One year later, the entire world looked on in horror as the largest typhoon ever recorded, typhoon Haiyan, slammed into the Philippines, leveling whatever was in its path and leaving behind a still-mounting death-toll of over 5,000 souls, as well as displacing tens of millions of the nation’s rural inhabitants.
Such environmental disasters have been occurring with greater regularity in recent years, and when they take place in economically deprived nations the effects are typically much worse. The images that fill the 24-hours news cycle after these calamities usually depict such unthinkable devastation that it is easy to be overcome with despair at one’s utter helplessness and inability to do anything that might alleviate the suffering of the victims.
Non-profit disaster relief and other humanitarian organizations such as the Red Cross go into high gear in these times, and their collection plates are perhaps one of the most accessible and simplest ways for individuals to contribute to aid efforts.
But in recent years, doubts have been cast on the integrity and efficacy of many charitable organizations operating across a variety of causes, particularly with regard to how the money they receive from donations is used.
For instance, though relief organizations go into hyper-fundraising mode in the wake of a disaster, the funds they take in are not necessarily intended for that particular disaster.
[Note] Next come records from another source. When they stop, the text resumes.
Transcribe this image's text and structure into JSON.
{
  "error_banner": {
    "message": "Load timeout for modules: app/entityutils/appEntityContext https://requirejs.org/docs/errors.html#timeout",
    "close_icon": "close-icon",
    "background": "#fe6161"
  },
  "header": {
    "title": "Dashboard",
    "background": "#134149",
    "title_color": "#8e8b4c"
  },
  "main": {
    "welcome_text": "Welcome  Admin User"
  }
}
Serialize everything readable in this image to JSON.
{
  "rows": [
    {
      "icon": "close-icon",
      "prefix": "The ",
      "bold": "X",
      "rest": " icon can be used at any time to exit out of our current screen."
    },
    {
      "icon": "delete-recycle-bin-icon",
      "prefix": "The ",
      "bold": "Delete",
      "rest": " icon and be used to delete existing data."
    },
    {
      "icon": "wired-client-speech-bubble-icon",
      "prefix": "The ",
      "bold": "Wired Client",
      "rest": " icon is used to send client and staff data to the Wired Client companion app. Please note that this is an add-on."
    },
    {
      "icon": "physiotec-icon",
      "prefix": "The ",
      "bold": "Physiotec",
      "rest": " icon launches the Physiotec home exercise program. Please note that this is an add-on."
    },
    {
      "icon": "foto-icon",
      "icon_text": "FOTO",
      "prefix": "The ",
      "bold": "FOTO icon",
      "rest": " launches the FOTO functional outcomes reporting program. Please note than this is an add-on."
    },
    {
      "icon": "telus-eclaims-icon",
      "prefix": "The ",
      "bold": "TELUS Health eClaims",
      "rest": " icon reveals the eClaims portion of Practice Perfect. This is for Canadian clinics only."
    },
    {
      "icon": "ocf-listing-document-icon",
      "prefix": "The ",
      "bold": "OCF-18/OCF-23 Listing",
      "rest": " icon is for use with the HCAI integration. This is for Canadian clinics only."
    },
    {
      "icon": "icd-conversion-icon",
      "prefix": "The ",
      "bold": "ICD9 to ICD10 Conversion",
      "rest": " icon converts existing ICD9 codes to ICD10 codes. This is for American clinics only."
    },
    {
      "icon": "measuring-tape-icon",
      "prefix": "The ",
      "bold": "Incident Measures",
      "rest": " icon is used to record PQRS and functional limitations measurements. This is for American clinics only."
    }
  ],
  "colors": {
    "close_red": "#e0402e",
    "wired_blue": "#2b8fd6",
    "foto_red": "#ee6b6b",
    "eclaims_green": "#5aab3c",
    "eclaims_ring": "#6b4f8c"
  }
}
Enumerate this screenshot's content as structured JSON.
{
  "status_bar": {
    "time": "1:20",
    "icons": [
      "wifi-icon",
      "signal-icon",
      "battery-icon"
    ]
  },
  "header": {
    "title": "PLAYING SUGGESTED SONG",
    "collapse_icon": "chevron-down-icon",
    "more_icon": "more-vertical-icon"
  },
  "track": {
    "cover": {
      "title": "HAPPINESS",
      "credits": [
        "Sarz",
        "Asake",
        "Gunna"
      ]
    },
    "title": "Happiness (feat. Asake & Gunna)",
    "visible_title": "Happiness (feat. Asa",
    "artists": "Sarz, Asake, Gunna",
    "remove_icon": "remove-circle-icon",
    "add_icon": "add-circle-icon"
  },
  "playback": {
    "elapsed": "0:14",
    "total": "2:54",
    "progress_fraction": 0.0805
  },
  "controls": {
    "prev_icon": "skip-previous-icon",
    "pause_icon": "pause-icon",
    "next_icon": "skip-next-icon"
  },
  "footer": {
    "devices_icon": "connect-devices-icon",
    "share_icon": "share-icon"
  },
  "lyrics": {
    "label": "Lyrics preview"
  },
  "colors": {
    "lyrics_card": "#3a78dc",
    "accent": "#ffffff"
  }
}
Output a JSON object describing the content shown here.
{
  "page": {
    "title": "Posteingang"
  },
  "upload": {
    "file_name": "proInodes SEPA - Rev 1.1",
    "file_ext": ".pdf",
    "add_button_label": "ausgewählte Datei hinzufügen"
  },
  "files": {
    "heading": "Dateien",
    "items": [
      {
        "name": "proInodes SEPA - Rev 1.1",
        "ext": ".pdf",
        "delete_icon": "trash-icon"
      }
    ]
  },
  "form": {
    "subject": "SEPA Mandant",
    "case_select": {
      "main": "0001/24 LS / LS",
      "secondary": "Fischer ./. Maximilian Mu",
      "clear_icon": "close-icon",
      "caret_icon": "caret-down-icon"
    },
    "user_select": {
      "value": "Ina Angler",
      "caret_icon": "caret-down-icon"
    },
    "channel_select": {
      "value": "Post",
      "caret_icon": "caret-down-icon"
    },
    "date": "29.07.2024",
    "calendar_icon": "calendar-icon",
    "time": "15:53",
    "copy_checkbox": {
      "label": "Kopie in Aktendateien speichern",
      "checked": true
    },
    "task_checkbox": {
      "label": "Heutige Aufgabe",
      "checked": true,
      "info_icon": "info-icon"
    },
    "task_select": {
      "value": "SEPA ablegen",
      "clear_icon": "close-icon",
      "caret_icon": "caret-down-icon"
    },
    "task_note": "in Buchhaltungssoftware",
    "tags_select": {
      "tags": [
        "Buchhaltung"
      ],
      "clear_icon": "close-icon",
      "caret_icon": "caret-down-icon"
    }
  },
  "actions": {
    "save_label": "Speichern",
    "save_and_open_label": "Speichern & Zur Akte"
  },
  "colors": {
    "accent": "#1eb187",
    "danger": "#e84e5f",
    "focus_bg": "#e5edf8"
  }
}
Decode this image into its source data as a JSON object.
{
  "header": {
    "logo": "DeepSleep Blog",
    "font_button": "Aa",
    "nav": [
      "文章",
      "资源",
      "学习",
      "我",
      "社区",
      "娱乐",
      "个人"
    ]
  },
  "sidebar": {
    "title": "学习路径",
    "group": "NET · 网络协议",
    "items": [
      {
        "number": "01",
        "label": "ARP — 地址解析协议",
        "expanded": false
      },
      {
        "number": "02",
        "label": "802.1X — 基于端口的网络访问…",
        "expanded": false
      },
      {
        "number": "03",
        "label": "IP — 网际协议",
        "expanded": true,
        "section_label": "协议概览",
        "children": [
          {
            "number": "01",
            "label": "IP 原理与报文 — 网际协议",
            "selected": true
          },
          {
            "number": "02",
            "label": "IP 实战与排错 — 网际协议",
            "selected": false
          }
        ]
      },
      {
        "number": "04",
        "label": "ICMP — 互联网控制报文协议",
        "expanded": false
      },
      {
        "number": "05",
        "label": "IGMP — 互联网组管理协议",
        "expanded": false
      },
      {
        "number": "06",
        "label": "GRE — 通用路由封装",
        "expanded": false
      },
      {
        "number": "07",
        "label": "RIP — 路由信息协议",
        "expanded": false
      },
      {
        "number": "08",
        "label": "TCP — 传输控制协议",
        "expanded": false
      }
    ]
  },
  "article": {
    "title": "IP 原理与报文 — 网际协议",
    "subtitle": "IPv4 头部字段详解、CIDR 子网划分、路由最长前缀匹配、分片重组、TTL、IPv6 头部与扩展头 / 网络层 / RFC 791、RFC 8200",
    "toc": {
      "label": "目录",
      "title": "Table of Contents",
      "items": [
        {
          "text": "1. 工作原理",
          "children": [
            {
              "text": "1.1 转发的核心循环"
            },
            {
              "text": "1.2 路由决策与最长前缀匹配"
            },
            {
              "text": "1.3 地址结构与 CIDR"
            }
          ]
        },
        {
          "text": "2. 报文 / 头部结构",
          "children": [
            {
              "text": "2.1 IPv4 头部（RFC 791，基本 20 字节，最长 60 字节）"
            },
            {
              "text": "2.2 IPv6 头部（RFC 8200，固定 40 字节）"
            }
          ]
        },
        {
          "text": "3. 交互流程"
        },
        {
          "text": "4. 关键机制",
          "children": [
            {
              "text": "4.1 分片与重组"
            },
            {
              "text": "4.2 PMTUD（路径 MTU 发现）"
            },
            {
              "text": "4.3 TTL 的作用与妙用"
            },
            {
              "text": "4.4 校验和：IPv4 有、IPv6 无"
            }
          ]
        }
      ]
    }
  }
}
Rather, these funds are frequently used to cover an organization’s operating costs, or invest in disaster preparedness rather than relief. While there is nothing wrong with asking for money for these purposes, many individuals are deliberately given the impression that their charity is going directly to the relief effort. In the worst case scenarios, charitable organizations have been discovered to be little more than money-making schemes.
With Thanksgiving upon us, many will be hoping to join those who have already done their part to help out with the recovery efforts in the Philippines. For those who are intent on having the money they donate devoted directly to Typhoon Haiyan relief, the non-profit website charitynavigator.org is a crucial resource.
The site helps prospective contributors find the most credible organizations working on any number of projects or reconstruction efforts throughout the world, and also has a number of tips for those seeking to make the most effective donations.
Among the site’s most basic guidelines for giving money to any organization include a number of simple but effective considerations:
- When choosing an organization, look for those who provide the most detailed information about how they allocate funds.
- When donating to a charity that does not provide enough clarity about where and how much of a donation will actually make it towards the cause in question, make sure to indicate in as many places as possible (on the donation form, or on the check you send in, for example) where you intend your money to go.
- Choose the most established charity with a proven track record. Conversely, avoid unsolicited emails asking for money and personal information.
- Do not send supplies to disaster areas, as these are difficult to distribute especially in the crucial period following a massive disaster, and are thus more or less worthless if not obstructionary.
- Do your due diligence by making sure you have visited and read thoroughly through the organization’s official website. This will give a better idea of how legit an operation it is, as well as to which aspects of a given humanitarian effort it is oriented.